Sony spills PlayStation revenue secrets thanks to Sharpie use

Sensitive information concerning Sony’s PlayStation revenue has spilled onto the internet, and it’s all thanks to the use of a humble Sharpie.

The Japanese giant has been supplying documentation to a US court for the FTC vs Microsoft hearing, the outcome of which is very much in Sony’s interests. At stake is the future of the Call of Duty series on PlayStation consoles.

What very much isn’t in Sony’s interests, however, is for key financial information to be exposed to one and all as part of the process.

As The Verge reports, one document from PlayStation chief Jim Ryan featured details on the margins Sony shares with publishers, as well as some of its own first party game costs. These sensitive PlayStation revenue details were redacted.

The only trouble is, whoever did the redacting used a black Sharpie, which becomes semi-transparent when the source document is scanned. As a result, all of the aforementioned figures and more are there to be pored over.

Naturally, the US court has moved to remove the document from the public domain, but of course this is the internet. It’s well and truly out there in the wild.
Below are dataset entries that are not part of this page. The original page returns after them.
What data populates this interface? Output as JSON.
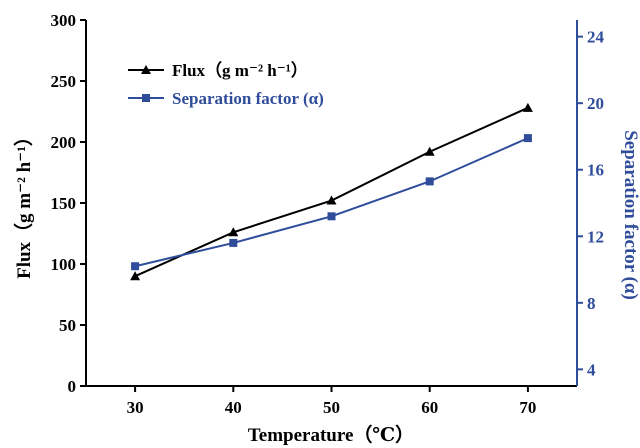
{
  "colors": {
    "flux": "#000000",
    "separation": "#2f4d9b",
    "axis_left": "#000000",
    "axis_right": "#2f4d9b"
  },
  "chart_data": {
    "type": "line",
    "x": [
      30,
      40,
      50,
      60,
      70
    ],
    "xlabel": "Temperature（℃）",
    "ylabel": "Flux（g m⁻² h⁻¹）",
    "y2label": "Separation factor (α)",
    "xlim": [
      25,
      75
    ],
    "ylim": [
      0,
      300
    ],
    "y2lim": [
      3,
      25
    ],
    "x_ticks": [
      "30",
      "40",
      "50",
      "60",
      "70"
    ],
    "y_ticks": [
      "0",
      "50",
      "100",
      "150",
      "200",
      "250",
      "300"
    ],
    "y2_ticks": [
      "4",
      "8",
      "12",
      "16",
      "20",
      "24"
    ],
    "legend_position": "top-left",
    "grid": false,
    "series": [
      {
        "name": "Flux（g m⁻² h⁻¹）",
        "axis": "left",
        "marker": "triangle",
        "values": [
          90,
          126,
          152,
          192,
          228
        ]
      },
      {
        "name": "Separation factor (α)",
        "axis": "right",
        "marker": "square",
        "values": [
          10.2,
          11.6,
          13.2,
          15.3,
          17.9
        ]
      }
    ]
  }
}
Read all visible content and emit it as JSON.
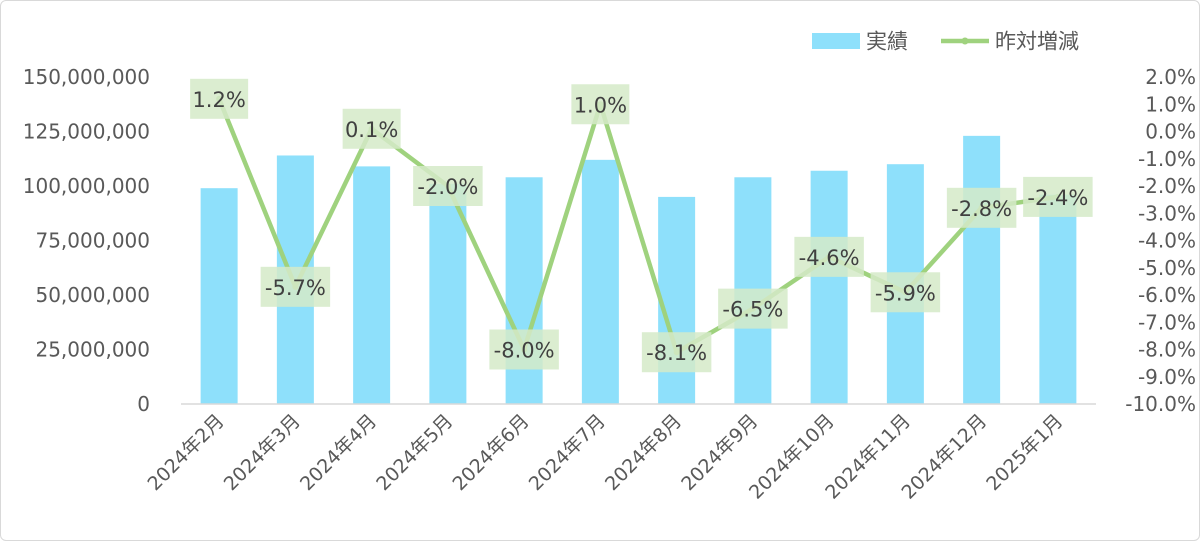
{
  "chart_data": {
    "type": "bar",
    "categories": [
      "2024年2月",
      "2024年3月",
      "2024年4月",
      "2024年5月",
      "2024年6月",
      "2024年7月",
      "2024年8月",
      "2024年9月",
      "2024年10月",
      "2024年11月",
      "2024年12月",
      "2025年1月"
    ],
    "series": [
      {
        "name": "実績",
        "type": "bar",
        "axis": "left",
        "color": "#8ee0fb",
        "values": [
          99000000,
          114000000,
          109000000,
          101000000,
          104000000,
          112000000,
          95000000,
          104000000,
          107000000,
          110000000,
          123000000,
          96000000
        ]
      },
      {
        "name": "昨対増減",
        "type": "line",
        "axis": "right",
        "color": "#9fd27e",
        "values": [
          1.2,
          -5.7,
          0.1,
          -2.0,
          -8.0,
          1.0,
          -8.1,
          -6.5,
          -4.6,
          -5.9,
          -2.8,
          -2.4
        ],
        "labels": [
          "1.2%",
          "-5.7%",
          "0.1%",
          "-2.0%",
          "-8.0%",
          "1.0%",
          "-8.1%",
          "-6.5%",
          "-4.6%",
          "-5.9%",
          "-2.8%",
          "-2.4%"
        ]
      }
    ],
    "y_left": {
      "min": 0,
      "max": 150000000,
      "ticks": [
        0,
        25000000,
        50000000,
        75000000,
        100000000,
        125000000,
        150000000
      ],
      "tick_labels": [
        "0",
        "25,000,000",
        "50,000,000",
        "75,000,000",
        "100,000,000",
        "125,000,000",
        "150,000,000"
      ]
    },
    "y_right": {
      "min": -10.0,
      "max": 2.0,
      "ticks": [
        2.0,
        1.0,
        0.0,
        -1.0,
        -2.0,
        -3.0,
        -4.0,
        -5.0,
        -6.0,
        -7.0,
        -8.0,
        -9.0,
        -10.0
      ],
      "tick_labels": [
        "2.0%",
        "1.0%",
        "0.0%",
        "-1.0%",
        "-2.0%",
        "-3.0%",
        "-4.0%",
        "-5.0%",
        "-6.0%",
        "-7.0%",
        "-8.0%",
        "-9.0%",
        "-10.0%"
      ]
    },
    "grid": false,
    "legend_position": "top-right",
    "label_box_color": "#d5eac8"
  }
}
Some key details to emerge from this hilariously amateurish bungle: The Last of Us Part 2 cost the company $220 million to make, and required around 200 employees. Another first party Sony studio game, Horizon Forbidden West, cost $212 million over five years, and required 300 employees.
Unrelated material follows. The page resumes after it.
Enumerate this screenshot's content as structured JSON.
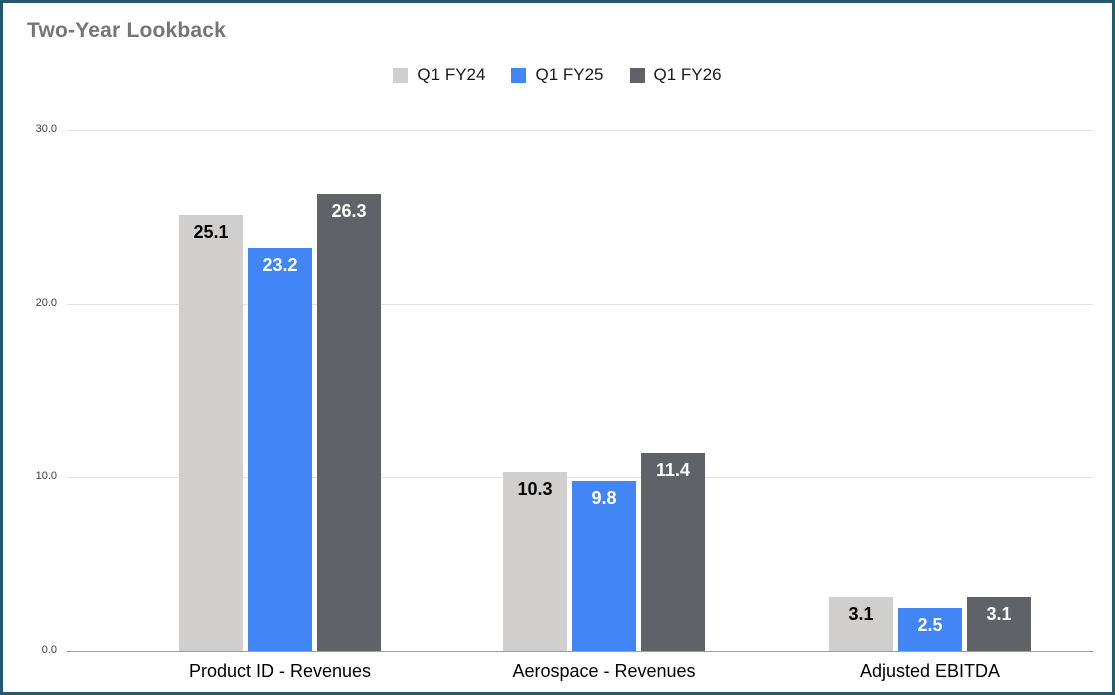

More pertinent to the matter at hand, the document also revealed that 1 million PlayStation owners played nothing but Call of Duty on their consoles. Meanwhile, 6 million users spent 70% of their time on the series.

Perhaps the stat of all leaked stats here is what the Call of Duty series means to Sony in cold, hard financial terms. It made Sony $800 million in the US in 2021 alone, and it looks like it might have made $1.5 billion around the world. Add in subscriptions, accessories and the like, and that figure balloons to between $13.9 and $15.9 billion (the Sharpie is only semi-transparent, remember).

If you were in any doubt as to why Sony is kicking up such a fuss over Microsoft’s proposed acquisition of Activision, there it is in not-quite-black and white.